The play dates to 1994; it appears the last Boston production was at SpeakEasy Stage in 1996. Why bring it back now? Aside from the buzzy subject, it’s the right-size show for Bridge Rep.

Donovan says she and producing artistic director Olivia D’Ambrosio, both among the troupe’s founders, “felt it was very important for us to do a musical within the first two years, because I think it’s important to establish that we do them. And we’re not going to have the space or resources to do a big, splashy musical, which is not really our style anyway.”

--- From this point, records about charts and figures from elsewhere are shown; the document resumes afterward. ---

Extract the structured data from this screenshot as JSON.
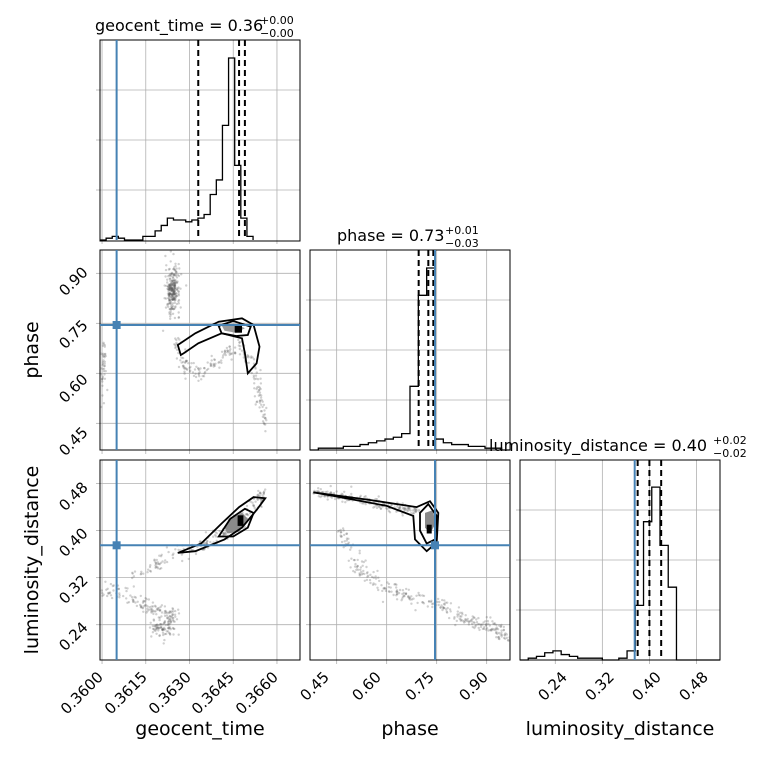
{
  "chart_data": {
    "type": "corner",
    "parameters": [
      "geocent_time",
      "phase",
      "luminosity_distance"
    ],
    "titles": {
      "geocent_time": {
        "text": "geocent_time = 0.36",
        "plus": "+0.00",
        "minus": "−0.00"
      },
      "phase": {
        "text": "phase = 0.73",
        "plus": "+0.01",
        "minus": "−0.03"
      },
      "luminosity_distance": {
        "text": "luminosity_distance = 0.40",
        "plus": "+0.02",
        "minus": "−0.02"
      }
    },
    "axis_labels": {
      "geocent_time": "geocent_time",
      "phase": "phase",
      "luminosity_distance": "luminosity_distance"
    },
    "ranges": {
      "geocent_time": [
        0.35993,
        0.36679
      ],
      "phase": [
        0.37,
        0.97
      ],
      "luminosity_distance": [
        0.18,
        0.52
      ]
    },
    "ticks": {
      "geocent_time": [
        "0.3600",
        "0.3615",
        "0.3630",
        "0.3645",
        "0.3660"
      ],
      "phase": [
        "0.45",
        "0.60",
        "0.75",
        "0.90"
      ],
      "luminosity_distance": [
        "0.24",
        "0.32",
        "0.40",
        "0.48"
      ]
    },
    "truths": {
      "geocent_time": 0.3605,
      "phase": 0.745,
      "luminosity_distance": 0.375
    },
    "quantiles": {
      "geocent_time": [
        0.3633,
        0.3647,
        0.3649
      ],
      "phase": [
        0.696,
        0.725,
        0.74
      ],
      "luminosity_distance": [
        0.38,
        0.4,
        0.42
      ]
    },
    "histograms": {
      "geocent_time": {
        "edges": [
          0.35993,
          0.36014,
          0.36035,
          0.36056,
          0.36077,
          0.36098,
          0.36119,
          0.3614,
          0.36161,
          0.36182,
          0.36203,
          0.36224,
          0.36245,
          0.36266,
          0.36287,
          0.36308,
          0.36329,
          0.3635,
          0.36371,
          0.36392,
          0.36413,
          0.36434,
          0.36455,
          0.36476,
          0.36497,
          0.36518
        ],
        "heights": [
          0.0,
          0.01,
          0.02,
          0.01,
          0.0,
          0.0,
          0.0,
          0.02,
          0.02,
          0.05,
          0.08,
          0.12,
          0.11,
          0.11,
          0.1,
          0.11,
          0.12,
          0.14,
          0.25,
          0.33,
          0.63,
          1.0,
          0.41,
          0.12,
          0.02
        ]
      },
      "phase": {
        "edges": [
          0.37,
          0.395,
          0.42,
          0.445,
          0.47,
          0.495,
          0.52,
          0.545,
          0.57,
          0.595,
          0.62,
          0.645,
          0.67,
          0.695,
          0.72,
          0.745,
          0.77,
          0.795,
          0.82,
          0.845,
          0.87,
          0.895,
          0.92,
          0.945,
          0.97
        ],
        "heights": [
          0.0,
          0.01,
          0.01,
          0.01,
          0.02,
          0.02,
          0.03,
          0.04,
          0.05,
          0.06,
          0.07,
          0.09,
          0.35,
          0.85,
          1.0,
          0.06,
          0.04,
          0.03,
          0.03,
          0.02,
          0.02,
          0.01,
          0.01,
          0.0
        ]
      },
      "luminosity_distance": {
        "edges": [
          0.18,
          0.194,
          0.208,
          0.222,
          0.236,
          0.25,
          0.264,
          0.278,
          0.292,
          0.306,
          0.32,
          0.334,
          0.348,
          0.362,
          0.376,
          0.39,
          0.404,
          0.418,
          0.432,
          0.446,
          0.46,
          0.474,
          0.488,
          0.502,
          0.52
        ],
        "heights": [
          0.0,
          0.01,
          0.02,
          0.04,
          0.05,
          0.03,
          0.02,
          0.01,
          0.01,
          0.01,
          0.0,
          0.0,
          0.01,
          0.05,
          0.3,
          0.76,
          0.95,
          0.63,
          0.4,
          0.0,
          0.0,
          0.0,
          0.0,
          0.0
        ]
      }
    },
    "grid": true
  }
}
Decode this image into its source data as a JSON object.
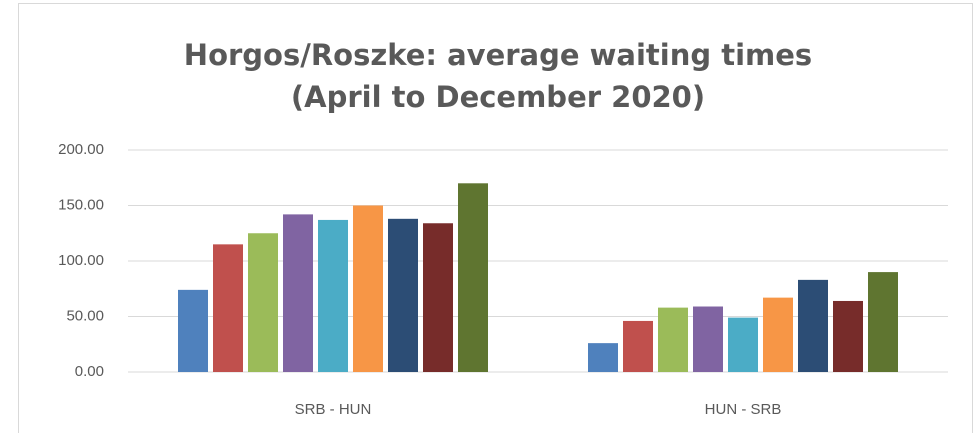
{
  "chart_data": {
    "type": "bar",
    "title": "Horgos/Roszke: average waiting times (April to December 2020)",
    "categories": [
      "SRB - HUN",
      "HUN - SRB"
    ],
    "series": [
      {
        "color": "#4f81bd",
        "values": [
          74,
          26
        ]
      },
      {
        "color": "#c0504d",
        "values": [
          115,
          46
        ]
      },
      {
        "color": "#9bbb59",
        "values": [
          125,
          58
        ]
      },
      {
        "color": "#8064a2",
        "values": [
          142,
          59
        ]
      },
      {
        "color": "#4bacc6",
        "values": [
          137,
          49
        ]
      },
      {
        "color": "#f79646",
        "values": [
          150,
          67
        ]
      },
      {
        "color": "#2c4d75",
        "values": [
          138,
          83
        ]
      },
      {
        "color": "#772c2a",
        "values": [
          134,
          64
        ]
      },
      {
        "color": "#5f7530",
        "values": [
          170,
          90
        ]
      }
    ],
    "ylim": [
      0,
      200
    ],
    "yticks": [
      {
        "value": 0,
        "label": "0.00"
      },
      {
        "value": 50,
        "label": "50.00"
      },
      {
        "value": 100,
        "label": "100.00"
      },
      {
        "value": 150,
        "label": "150.00"
      },
      {
        "value": 200,
        "label": "200.00"
      }
    ],
    "grid": true
  }
}
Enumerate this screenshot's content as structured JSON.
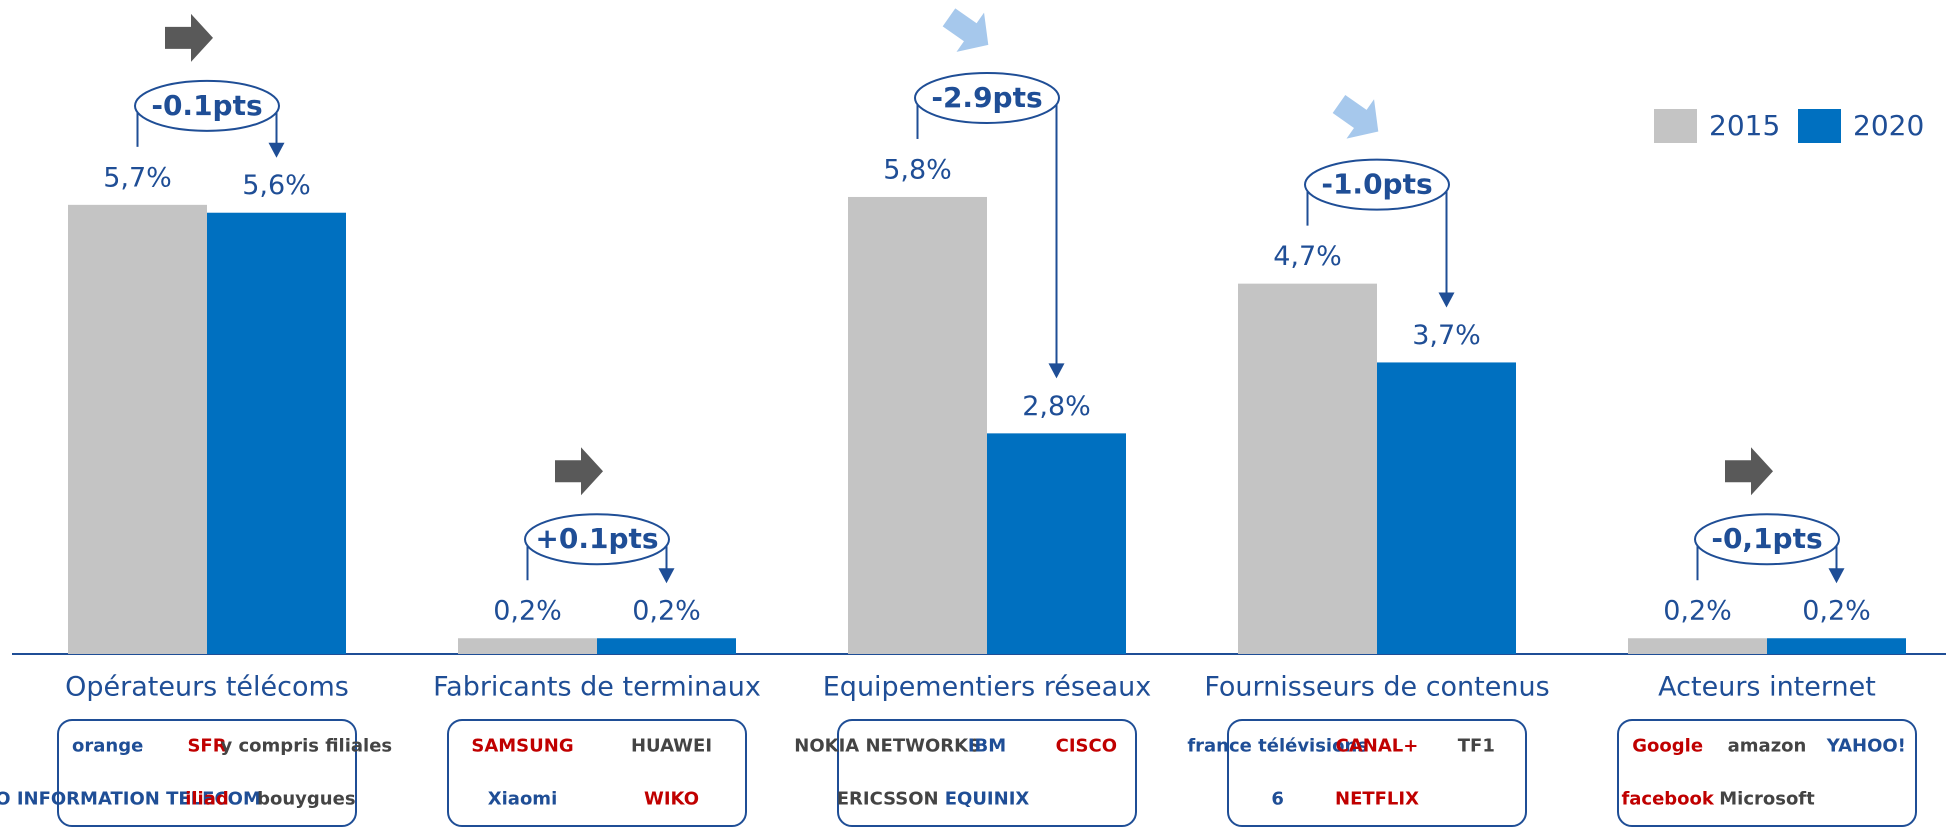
{
  "chart_data": {
    "type": "bar",
    "categories": [
      "Opérateurs télécoms",
      "Fabricants de terminaux",
      "Equipementiers réseaux",
      "Fournisseurs de contenus",
      "Acteurs internet"
    ],
    "series": [
      {
        "name": "2015",
        "color": "#c4c4c4",
        "values": [
          5.7,
          0.2,
          5.8,
          4.7,
          0.2
        ],
        "value_labels": [
          "5,7%",
          "0,2%",
          "5,8%",
          "4,7%",
          "0,2%"
        ]
      },
      {
        "name": "2020",
        "color": "#0070c0",
        "values": [
          5.6,
          0.2,
          2.8,
          3.7,
          0.2
        ],
        "value_labels": [
          "5,6%",
          "0,2%",
          "2,8%",
          "3,7%",
          "0,2%"
        ]
      }
    ],
    "annotations": [
      "-0.1pts",
      "+0.1pts",
      "-2.9pts",
      "-1.0pts",
      "-0,1pts"
    ],
    "logos": [
      [
        "orange",
        "SFR",
        "y compris filiales",
        "EURO INFORMATION TELECOM",
        "iliad",
        "bouygues"
      ],
      [
        "SAMSUNG",
        "HUAWEI",
        "Xiaomi",
        "WIKO"
      ],
      [
        "NOKIA NETWORKS",
        "IBM",
        "CISCO",
        "ERICSSON",
        "EQUINIX"
      ],
      [
        "france télévisions",
        "CANAL+",
        "TF1",
        "6",
        "NETFLIX"
      ],
      [
        "Google",
        "amazon",
        "YAHOO!",
        "facebook",
        "Microsoft"
      ]
    ],
    "legend": "top-right"
  }
}
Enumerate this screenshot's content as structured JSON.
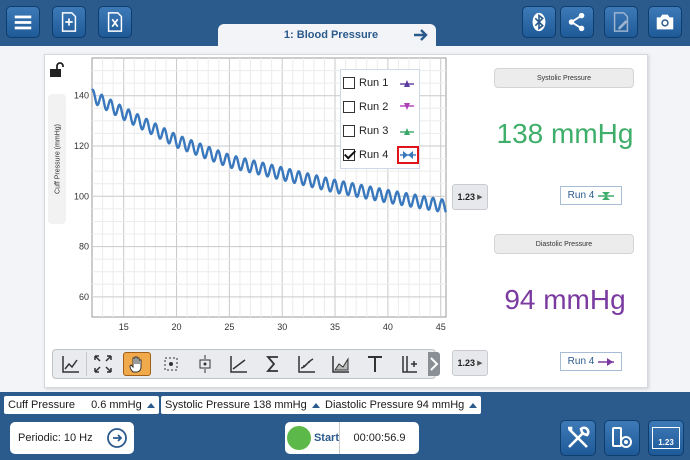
{
  "toolbar": {
    "icons": [
      "menu-icon",
      "new-experiment-icon",
      "export-excel-icon",
      "bluetooth-icon",
      "share-icon",
      "annotate-icon",
      "camera-icon"
    ]
  },
  "tab": {
    "label": "1: Blood Pressure"
  },
  "graph": {
    "y_axis_label": "Cuff Pressure (mmHg)",
    "x_ticks": [
      "15",
      "20",
      "25",
      "30",
      "35",
      "40",
      "45"
    ],
    "y_ticks": [
      "60",
      "80",
      "100",
      "120",
      "140"
    ]
  },
  "chart_data": {
    "type": "line",
    "title": "",
    "xlabel": "",
    "ylabel": "Cuff Pressure (mmHg)",
    "xlim": [
      12,
      45.5
    ],
    "ylim": [
      52,
      155
    ],
    "grid": true,
    "series": [
      {
        "name": "Run 4",
        "color": "#3a78bd",
        "x": [
          12,
          15,
          20,
          25,
          30,
          35,
          40,
          45.5
        ],
        "values": [
          140,
          133,
          122,
          114,
          109,
          104,
          100,
          96
        ],
        "oscillation_amplitude": 2.5
      }
    ]
  },
  "legend": {
    "items": [
      {
        "label": "Run 1",
        "checked": false,
        "color": "#5b3aa0",
        "symbol": "up"
      },
      {
        "label": "Run 2",
        "checked": false,
        "color": "#b040b8",
        "symbol": "down"
      },
      {
        "label": "Run 3",
        "checked": false,
        "color": "#3aa86a",
        "symbol": "up"
      },
      {
        "label": "Run 4",
        "checked": true,
        "color": "#3a78bd",
        "symbol": "bowtie"
      }
    ]
  },
  "display_buttons": {
    "label": "1.23"
  },
  "meters": {
    "systolic": {
      "title": "Systolic Pressure",
      "value": "138 mmHg",
      "color": "#3fae6a",
      "run": "Run 4"
    },
    "diastolic": {
      "title": "Diastolic Pressure",
      "value": "94 mmHg",
      "color": "#7a3aa0",
      "run": "Run 4"
    }
  },
  "sensors": [
    {
      "name": "Cuff Pressure",
      "value": "0.6",
      "unit": "mmHg"
    },
    {
      "name": "Systolic Pressure",
      "value": "138",
      "unit": "mmHg"
    },
    {
      "name": "Diastolic Pressure",
      "value": "94",
      "unit": "mmHg"
    }
  ],
  "bottom": {
    "mode": "Periodic: 10 Hz",
    "start_label": "Start",
    "timer": "00:00:56.9",
    "meter_button_label": "1.23"
  }
}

The cast includes Aubin Wise, Sarah Talbot, Jared Dixon, Lauren Eicher, Andrew Spatafora, and Sean Patrick Gibbons. All six actors remain in the room throughout, and a trio of musicians provides the era-specific sounds, everything from a World War II female harmony group to an ’80s hair-metal band.

Gibbons, for one, had no problem shedding his inhibitions. “He’s a very brave actor,” Donovan says. “He went into the first rehearsal, and Michael said, ‘What are you comfortable with?’ And he said, ‘I’m up for anything,’ ” Donovan recalls.

Says Gibbons: “I think it’s really important to find individuals who are ready to dive in on the first day of rehearsals and accept what the material gives you and go along for the ride with no hesitation.”

Bello says the sexual content of the play “may still rattle some sensibilities,” but it’s “just a fact and a part of the storytelling. It’s all going to be done with taste and dignity.”

“I don’t think it’s going to make the audience uncomfortable. It’s used to make the scenes feel real,” Donovan says. “I don’t think anyone is going to feel like their personal space has been invaded. They just get an opportunity to watch actors work in that kind of way.”